Inserting at the end of a linked list

Question

I wrote a function for inserting a node at the end of a linked list. When I run the program, and when I call this function, the program just stops working.

Here is the function:

void insert(node **head, int x) {
    node *new = malloc(sizeof(node));
    new->data = x;
    new->next = NULL;

    node *temp = *head;

    while (temp != NULL) {
        temp = temp->next;
    }
    temp->next = new;
}

Can anyone tell where did it go wrong?

Answer 1

1. When while loop terminates temp is NULL. So temp -> next will generate Segmentation Fault.

   Instead of while(temp!=NULL) you should use while(temp->next!=NULL).

2. What if head is NULL? (Empty linked list)
   For that check whether head is NULL or not.

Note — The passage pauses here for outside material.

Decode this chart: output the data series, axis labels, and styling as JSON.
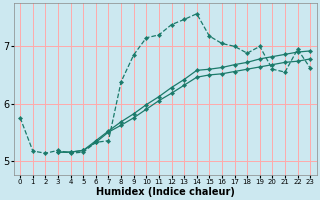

3. Also what if malloc failed?

So the solution will be:

node *insert(node **head, int x)
{
    node *new = (node *) malloc(sizeof(node));        
    if (new == NULL) {
        printf("Memory allocation failed!\n");
        exit(1);
    }
    new->data = x;
    new->next = NULL;

    node *temp = *head;
    if (temp == NULL) {
        *head = new;
    }
    else {
        while (temp->next != NULL)
            temp = temp->next;
        temp->next = new;
    }

    return new;
}

Answer 2

There are two problems with your code:

• The temp pointer is pushed to the end of the list until it becomes NULL, by then it is too late to store the new pointer to its next member, and attempting that invokes undefined behavior (Segmentation fault on your system).
• If the list is empty, you cannot store the new item this way even if you stopped the loop when temp->next == NULL.

It is also desirable to avoid using C++ keywords to name variables in C code as it would make it more difficult to migrate the code to C++, should the need arise to do so.

Also it would be more correct to test if malloc failed and return the pointer to the new node or NULL on failure.

Here is a corrected version:

node *insert(node **head, int x) {
    node *new_node = malloc(sizeof(node));
    if (new_node != NULL) {
        new_node->data = x;
        new_node->next = NULL;

        node *temp = *head;
        if (temp == NULL) {
            *head = new_node;
        } else {
            while (temp->next != NULL) {
                temp = temp->next;
            }
            temp->next = new_node;
        }
    }
    return new_node;
}

You can also use a pointer to pointer to iterate over the list: it is slightly more sophisticated but shorter as you have only one test to find the location to store the new pointer:

node *insert(node **head, int x) {
    node *new_node = malloc(sizeof(node));
    if (new_node != NULL) {
        new_node->data = x;
        new_node->next = NULL;

        node **np = head;
        while (*np) {
            np = &(*np)->next;
        }
        *np = new_node;
    }
    return new_node;
}

Answer 3

Use node** to iterate. So it doesn't matter, if the list is empty or not. Iterate until you find a node whose next is NULL. You can allocate the memory right on target.

void insert( node **head, int x){

    node **ptr_new = head;
    while( *ptr_new != NULL ){
        ptr_new = &((*ptr_new)->next);
    }

    // now temp refers either to head or to next of the last node.
    *ptr_new = malloc( sizeof(node) );
    if ( *ptr_new != NULL )
    {
        (*ptr_new)->next = NULL;
        (*ptr_new)->data = x;
    }
}

In contrast to your original code you have a pointer to pointer in which the address of the new node is stored. In your original you iterated while temp was not NULL.

while (temp != NULL) {
    temp = temp->next;
}

After this while loop temp==NULL, because this is the termination condition of your loop. Because of that your program stops working here temp->next = new;